Track Review: "Come With Me" Puff Daddy feat. Jimmy Page

Legend has it that, while recording Led Zeppelin IV at Headley Grange, guitarist and producer Jimmy Page was sipping his afternoon tea as he happened upon a notebook, wherein singer Robert Plant had drafted what would become the lyrics to "Stairway to Heaven."

"Blimey, Robbie, you bloody nutter!" Page famously proclaimed, "Cook up another kettle-a Earl Grey, mate, this is brilliant! Did you write all this?" From an adjacent room, Plant's impassive response reverberated through the stony halls and into rock-and-roll history:

"Uh-huh... yeah."

A hot mic from John Bonham's drum rig in the foyer captured the now-famous phrase in all its resonant glory, the same resonance which would later electrify the percussion in Zeppelin's tour de force cover of Memphis Minnie's blues classic, "When the Levee Breaks".

Plant's incredible phrase never made the album, sadly, and would likely have been lost to history were it not for Rage Against the Machine's Tom Morello, who was determined to resurrect it from obscurity as he ambitiously donned the producer hat for the first time in the late nineties. After a bidding war over the rights to the recording with producer Sean Combs, aka Puff Daddy, Morello and Combs came to a compromise with Jimmy Page.
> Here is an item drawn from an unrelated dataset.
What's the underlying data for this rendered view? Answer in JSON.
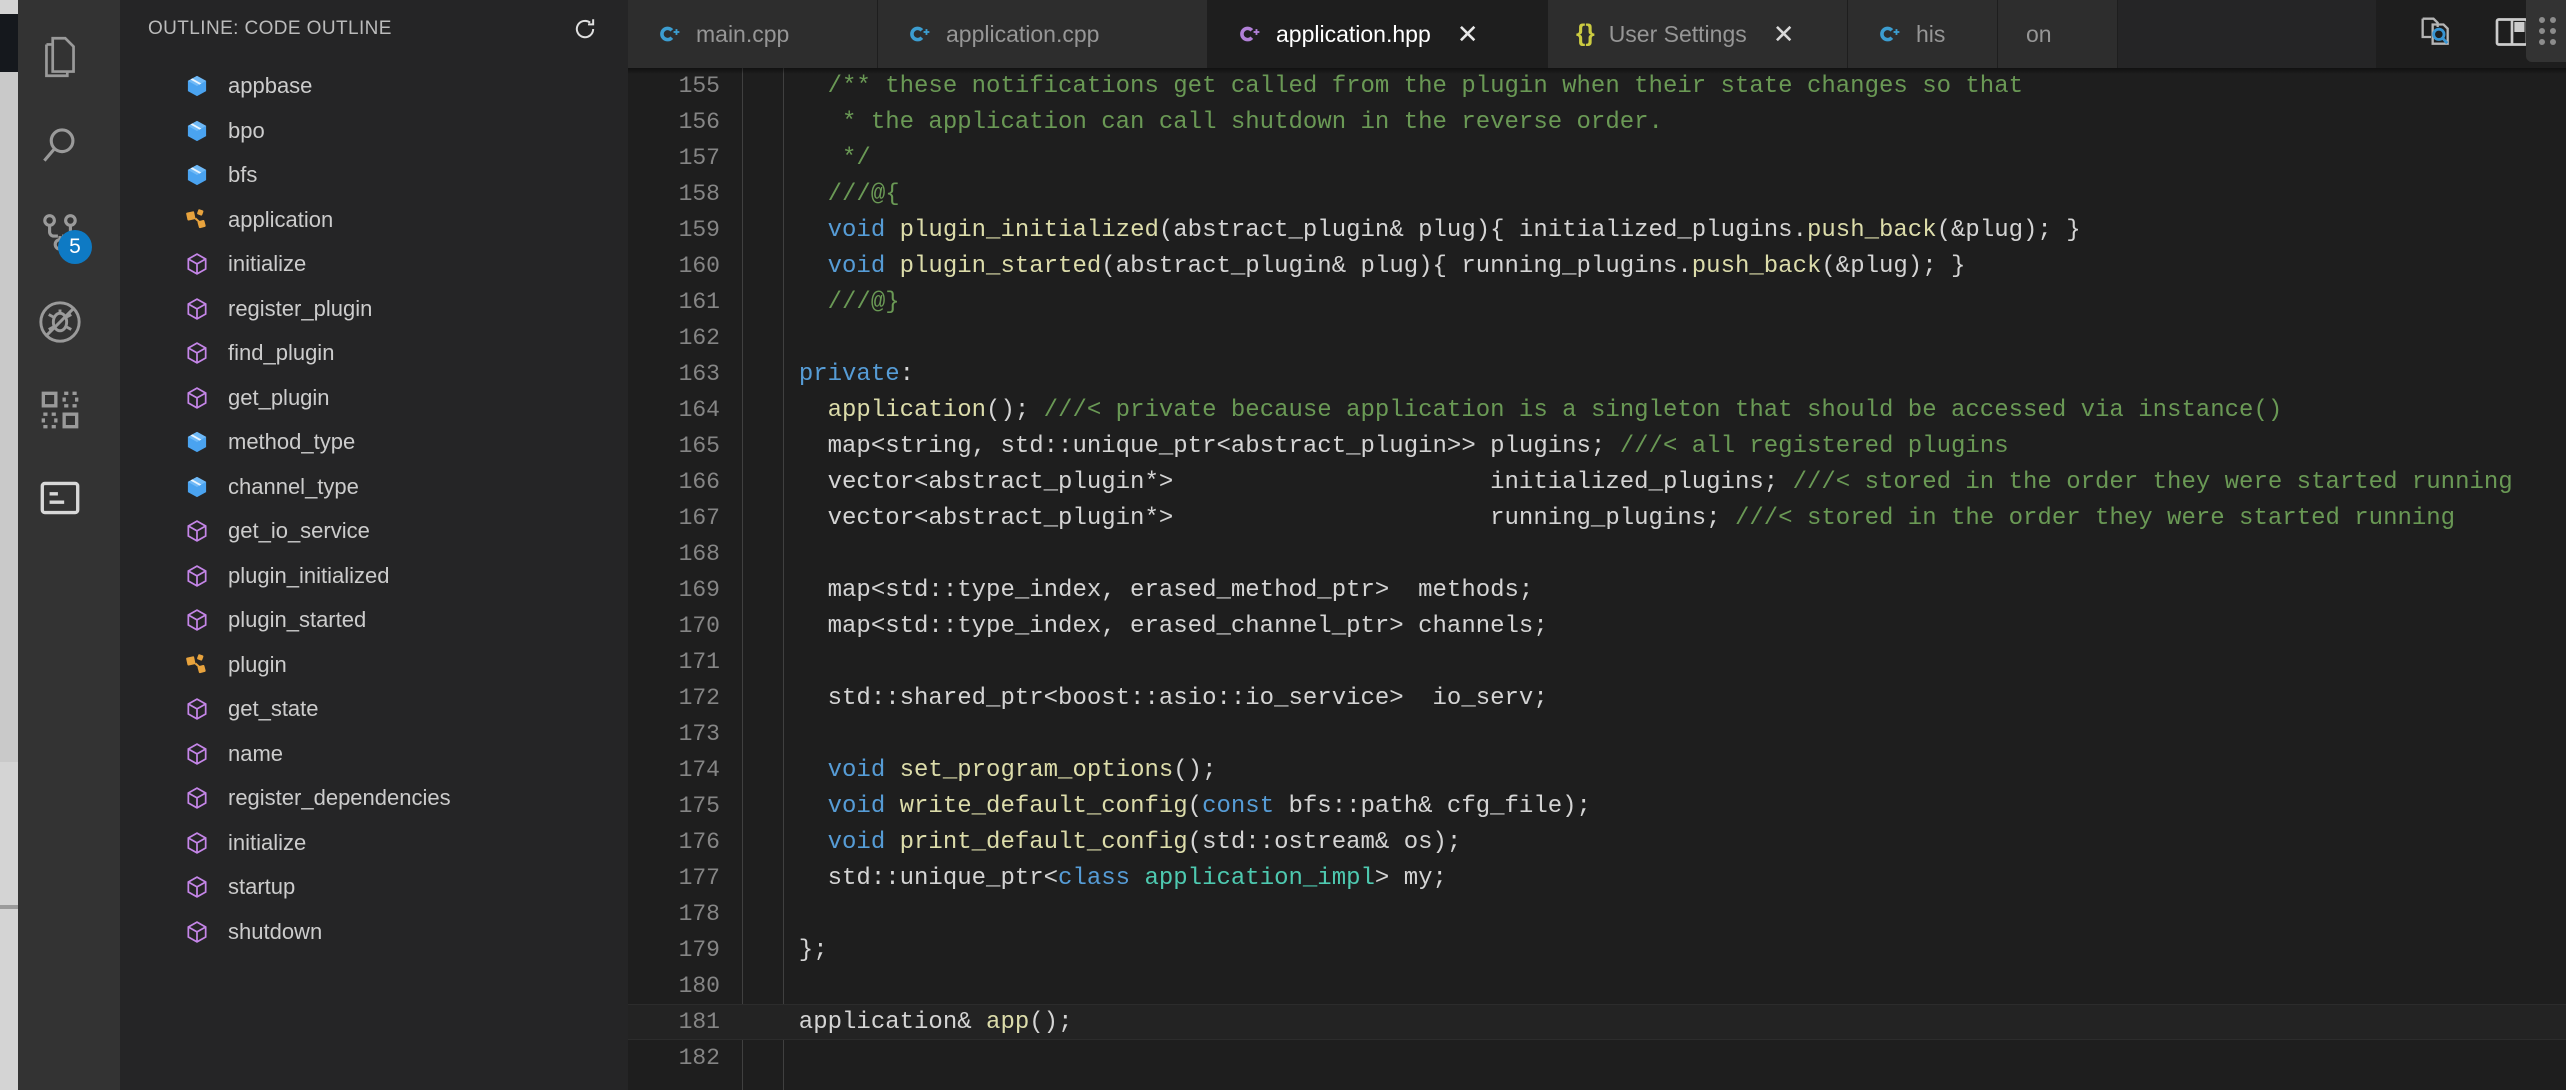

The three legendary producers would collaborate on a re-creation. "Come With Me," from the 1998 Godzilla Soundtrack, was the result.

"It was just one of those spiritual experiences that come to pass in the studio from time to time," Morello later recalled, "its like you know God is with you there behind the console."

"Damn these hoes, you stepping on my toes," proclaims Combs, whose proselytizing delivery blends seamlessly with Page's orchestral re-imagining of Zeppelin's "Kashmir." From the opening bars, the drums luxuriate in the amount of room they are afforded by modern recording technology, helping the track achieve a balance between a seething chaos and a quietly devastating vulnerability from start to finish.

The song’s bridge section, unimaginable in the 70’s, stands out as a masterclass in both songwriting and sound design. The plangent vocal melody floats tenderly, almost gingerly over fine-grained arpeggios, buoyed only by Morello’s foreboding bassline, at once recalling Massive Attack’s “Angel” whilst honoring the bluesy pagan mysticism which serves as the track’s creative wellspring.

Twenty-two years after its release, "Come With Me" stands as the defacto standard for 90s summer action movie soundtrack mega-hits, keeping company with the likes of Trisha Yearwood’s “How Do I Live” and Aerosmith’s “I Don’t Wanna Miss a Thing.

“The whole process was legendary,” Combs would later state, “Three of the best record producers of all time, collaborating as performers... man… no butting heads, no egos. Just music.”

On May 9th, 1998, a live performance of the song for the 23rd season finale of Saturday Night Live would serve as a bookend for the whole experience, cementing its legacy as a cultural milestone and a testament to the abiding influence of Led Zeppelin.